Restauração: uma requalificação urbana
A autenticidade é objeto das pesquisas (...) e escolher a melhor doutrina depende de haver -- ou não -- pleno conhecimento de cada obra ao tempo em que foram construídas
A população da cidade de São Paulo (SP) ganhou novo empreendimento imobiliário, ainda em construção, que abrigará a maior reserva de floresta urbana no mundo, junto a edifícios de inédita categoria comercial no País. Trata-se do luxuoso megacomplexo Cidade Matarazzo, cujos comentários seguem abaixo.
Aludido projeto surgiu quando da compra, em 2011, do Hospital Umberto Primo (Hospital Matarazzo) pelo empresário francês Alexandre Allard, que pretende requalificá-lo num complexo comercial, cultural, hoteleiro e residencial. Havia, entretanto, entraves a serem solucionados.
Mencionado hospital, projetado pelos arquitetos Giulio Micheli e Luigi Pucci e construído em 1904 pela Sociedade de Caridade Italiana para atender aos imigrantes italianos e descendentes, é distribuído em alas e tem estilo neoclássico.
No terreno também há o edifício da Capela de Santa Luzia e o da Maternidade Condessa Filomena Matarazzo. O primeiro foi erguido em 1922, em estilo neoclássico, projetado pelo arquiteto Giovanni Battista Bianchi. O segundo, erguido em 1943 a pedido da própria condessa, também o foi em estilo neoclássico.
Em razão da importância histórica, no ano de 1986 o Conselho de Defesa do Patrimônio Histórico, Arqueológico, Artístico e Turístico (Condephaat) realizou o tombamento de todo o complexo -- hospital, maternidade e capela -- e impediu intervenções que o descaracterizassem. Em 1993 foi à falência e o imóvel ficou sem uso até a aquisição pelo mencionado empresário.
Após contato com o Condephaat e obter autorização para algumas alterações na estrutura dos edifícios e novas edificações no imóvel, foram aceitas a demolição do necrotério, a antiga clínica pediátrica e uma construção da década de 70 do século XX de estilos diversos (heterogêneos).
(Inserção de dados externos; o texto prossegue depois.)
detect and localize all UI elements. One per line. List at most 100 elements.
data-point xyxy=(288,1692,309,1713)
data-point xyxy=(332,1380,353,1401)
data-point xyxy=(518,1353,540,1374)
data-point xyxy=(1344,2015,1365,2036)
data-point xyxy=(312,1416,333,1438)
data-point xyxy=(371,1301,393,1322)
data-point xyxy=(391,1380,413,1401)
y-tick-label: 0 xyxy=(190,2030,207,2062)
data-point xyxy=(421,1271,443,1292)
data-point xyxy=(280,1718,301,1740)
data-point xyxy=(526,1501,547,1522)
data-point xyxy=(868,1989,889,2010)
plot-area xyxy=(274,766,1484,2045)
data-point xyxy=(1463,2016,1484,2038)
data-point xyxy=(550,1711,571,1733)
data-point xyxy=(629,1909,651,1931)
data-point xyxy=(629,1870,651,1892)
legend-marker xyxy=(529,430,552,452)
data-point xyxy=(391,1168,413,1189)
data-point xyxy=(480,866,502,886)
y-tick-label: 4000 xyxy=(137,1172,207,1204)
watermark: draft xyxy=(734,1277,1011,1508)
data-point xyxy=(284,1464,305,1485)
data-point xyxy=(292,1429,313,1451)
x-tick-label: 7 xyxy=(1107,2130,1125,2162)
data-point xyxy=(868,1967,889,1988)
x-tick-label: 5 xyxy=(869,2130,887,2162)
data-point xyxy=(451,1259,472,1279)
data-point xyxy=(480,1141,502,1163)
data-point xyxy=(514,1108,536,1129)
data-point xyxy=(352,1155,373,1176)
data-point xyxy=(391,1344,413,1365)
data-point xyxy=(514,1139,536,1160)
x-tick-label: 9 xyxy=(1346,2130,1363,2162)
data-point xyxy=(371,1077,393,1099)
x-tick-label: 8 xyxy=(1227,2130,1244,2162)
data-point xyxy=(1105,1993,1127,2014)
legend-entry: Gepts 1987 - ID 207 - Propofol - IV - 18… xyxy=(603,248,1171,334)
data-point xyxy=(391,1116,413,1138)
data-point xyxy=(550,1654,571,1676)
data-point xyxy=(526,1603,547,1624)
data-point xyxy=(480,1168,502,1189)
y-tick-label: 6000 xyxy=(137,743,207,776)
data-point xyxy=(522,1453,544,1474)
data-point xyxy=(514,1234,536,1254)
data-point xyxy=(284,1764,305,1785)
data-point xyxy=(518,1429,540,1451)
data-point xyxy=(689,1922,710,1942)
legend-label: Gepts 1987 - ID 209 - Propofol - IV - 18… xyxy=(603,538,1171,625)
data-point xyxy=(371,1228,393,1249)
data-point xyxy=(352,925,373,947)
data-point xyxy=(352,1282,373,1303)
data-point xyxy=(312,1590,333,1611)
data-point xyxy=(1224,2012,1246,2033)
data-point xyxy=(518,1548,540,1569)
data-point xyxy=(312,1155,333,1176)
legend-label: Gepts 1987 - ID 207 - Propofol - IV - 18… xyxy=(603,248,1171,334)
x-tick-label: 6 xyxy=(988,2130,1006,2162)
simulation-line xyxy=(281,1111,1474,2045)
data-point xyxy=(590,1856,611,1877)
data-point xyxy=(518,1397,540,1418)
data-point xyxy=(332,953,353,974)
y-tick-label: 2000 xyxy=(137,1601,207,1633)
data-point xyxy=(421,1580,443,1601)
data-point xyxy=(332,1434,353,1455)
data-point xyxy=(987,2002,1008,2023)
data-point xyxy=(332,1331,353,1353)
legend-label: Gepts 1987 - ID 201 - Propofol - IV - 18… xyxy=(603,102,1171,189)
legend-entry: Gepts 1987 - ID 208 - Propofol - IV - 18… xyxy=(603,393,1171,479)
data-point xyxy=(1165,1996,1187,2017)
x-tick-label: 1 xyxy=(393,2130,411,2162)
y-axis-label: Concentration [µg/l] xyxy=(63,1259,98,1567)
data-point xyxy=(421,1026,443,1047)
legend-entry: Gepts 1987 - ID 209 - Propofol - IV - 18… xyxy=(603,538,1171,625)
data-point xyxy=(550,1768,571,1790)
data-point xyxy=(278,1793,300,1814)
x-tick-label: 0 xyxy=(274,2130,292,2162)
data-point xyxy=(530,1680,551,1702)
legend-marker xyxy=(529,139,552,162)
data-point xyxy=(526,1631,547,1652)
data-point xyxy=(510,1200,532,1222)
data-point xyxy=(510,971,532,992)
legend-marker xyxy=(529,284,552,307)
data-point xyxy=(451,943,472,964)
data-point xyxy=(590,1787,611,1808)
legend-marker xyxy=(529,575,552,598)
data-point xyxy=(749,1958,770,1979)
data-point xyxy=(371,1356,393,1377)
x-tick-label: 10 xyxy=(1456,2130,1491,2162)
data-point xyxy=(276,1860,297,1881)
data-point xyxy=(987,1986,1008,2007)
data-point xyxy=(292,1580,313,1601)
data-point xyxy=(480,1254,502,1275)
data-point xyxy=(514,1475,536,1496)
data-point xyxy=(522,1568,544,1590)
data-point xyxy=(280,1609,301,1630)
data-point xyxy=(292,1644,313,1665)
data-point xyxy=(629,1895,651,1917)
Em relação à capela, teve que ser restaurada em integral obediência às suas características originais.
À luz do vídeo publicado na internet (https://youtu.be/4p_qXNaUYdk, acessado aos 03.03.2022), a restauração da capela deve ter seguido as doutrinas da unidade estilística de Eugène Emmanuel Viollet-le-Duc (admitia o uso adequado da obra restaurada) enquanto a da maternidade, as do restauro filológico de Cesare Brandi. Quanto à restauração ainda não concluída do hospital, demonstra obediência ao mencionado italiano por atualizar a obra com criatividade e dar novo uso.
Tais restaurações visam dar uso a elas em razão do valor histórico e da função antropológica que possuem e da atualização ao tempo presente; o valor simbólico do conjunto compõe a referência urbana quanto à localização e à temporalidade que contém e representa. A autenticidade é objeto das pesquisas, estudos e decisões dos restauradores e escolher a melhor doutrina depende de haver -- ou não -- pleno conhecimento de cada obra ao tempo em que foram construídas.
Em suma, a restauração dos edifícios da Maternidade Condessa Filomena Matarazzo, da Capela de Santa Luzia e do Hospital Umberto Primo dependem do pleno conhecimento de cada obra, para a equipe de restauradores não incorrer no falso histórico nem remover a autenticidade delas. Se assim não se proceder, ter-se-á perdido a referência dada pelo valor simbólico e modificado a memória da população. Nada a mais.
Marcelo Augusto Paiva Pereira é arquiteto e urbanista.